While sequencing HIV took three years, the first SARS-CoV-2 genome sequence was released online within three weeks of the beginning of that pandemic. The Institut Pasteur published the first sequence from a European case five days after the French Ministry of Health confirmed the first French cases.

And computational methods now allow the simultaneous analysis of thousands, or even tens of thousands of sequences.

A mutation can be both a clinical challenge and a tracking opportunity. Under certain circumstances, for example, reduced sensitivity to a mutated protein can lead to improved detection of the variant virus.

Such is the case for Thermo Fisher Scientific Inc.’s Taqpath COVID-19 Combo Kit and Applied DNA Sciences Inc.’s Linea COVID-19 Assay Kit. Both detect multiple targets, including one in the spike protein that is mutated in B.1.1.7, the more transmissible strain that is now the dominant lineage in the U.K. The tests have reduced sensitivity to their spike protein target, but not to their other targets, in B.1.1.7.

As a result, B.1.1.7 samples may show up as “a pattern of 2/3 positive targets showing the S-gene drop out (reduced sensitivity with the S-gene target), when using the Taqpath COVID-19 Combo Kit, and a pattern of 1/2 positive targets showing the S-gene drop out when using the Linea COVID-19 Assay Kit,” the U.S. FDA wrote in a Jan. 8, 2021, letter to clinical laboratory staff and health care providers. The agency recommended that when such a pattern is observed, labs “should consider further characterizing the specimen with genetic sequencing” if rapid whole genome sequencing is accessible at their institution, and reaching out to the U.S. CDC otherwise.

Opportunities do not have to translate into better public health outcomes. The U.K., for example, has sequenced roughly 5% to 6% of all cases, a far higher proportion than any other country. But it has handled the pandemic poorly from a public health perspective.

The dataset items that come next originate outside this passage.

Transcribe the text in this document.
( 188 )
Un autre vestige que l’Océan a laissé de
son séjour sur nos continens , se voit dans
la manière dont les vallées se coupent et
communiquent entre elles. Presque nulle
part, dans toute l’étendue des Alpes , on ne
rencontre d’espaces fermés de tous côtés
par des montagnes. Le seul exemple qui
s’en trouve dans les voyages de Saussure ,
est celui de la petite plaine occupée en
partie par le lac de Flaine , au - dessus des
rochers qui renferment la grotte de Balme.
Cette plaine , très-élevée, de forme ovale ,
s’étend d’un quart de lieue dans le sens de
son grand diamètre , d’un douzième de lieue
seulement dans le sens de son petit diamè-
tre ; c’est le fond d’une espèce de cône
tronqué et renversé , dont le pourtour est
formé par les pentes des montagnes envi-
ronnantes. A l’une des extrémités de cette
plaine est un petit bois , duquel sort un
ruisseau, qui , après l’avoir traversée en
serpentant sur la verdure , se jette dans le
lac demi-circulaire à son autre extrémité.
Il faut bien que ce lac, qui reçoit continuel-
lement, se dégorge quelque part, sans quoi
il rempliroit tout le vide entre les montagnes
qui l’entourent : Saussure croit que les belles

R0 (R-nought), the average number of new infections resulting from each case, which is a measure of how contagious a virus is, can also be estimated more accurately from sequencing than via epidemiology. Caseloads are affected by reporting rates as well as R0– in the most extreme case, reporting rates are always zero before a new variant has been identified. So, sequencing “may be particularly useful in the early stages of virus circulation when a large proportion of identified cases may be new introductions and when reporting rates are likely to be low,” the Emory team wrote in Science.

Challenge

Clinical challenges arise when the virus mutates in a way that makes it more dangerous in any number of ways. For SARS-CoV-2, the worrisome mutations to date have made the virus more transmissible, leading to new spikes in caseloads. In addition to causing more severe disease, the most common of these variants, the B.1.1.7 variant, contributes to higher death rates by pushing up the overall caseload, thus overburdening hospital systems.

Mutations can also increase the severity of disease. As with COVID-19, the 1918/1919 Spanish flu pandemic, had several waves, with the second being far deadlier than the first. In 1918, though, the line from mutations to higher death rates was direct – the mutated virus of the second wave was more lethal.

Finally, mutations that occur in parts of the virus targeted by drugs and vaccines can reduce their effectiveness. This is the case for the E484K mutation. The virus variant B.1.351, which includes E484K, is the dominant variant in South Africa. Novavax Inc.’s and Johnson & Johnson’s vaccines were less effective – though still effective – in trials in South Africa than in Europe and the U.S., while Astrazeneca’s candidate did so poorly that the country has halted its rollout.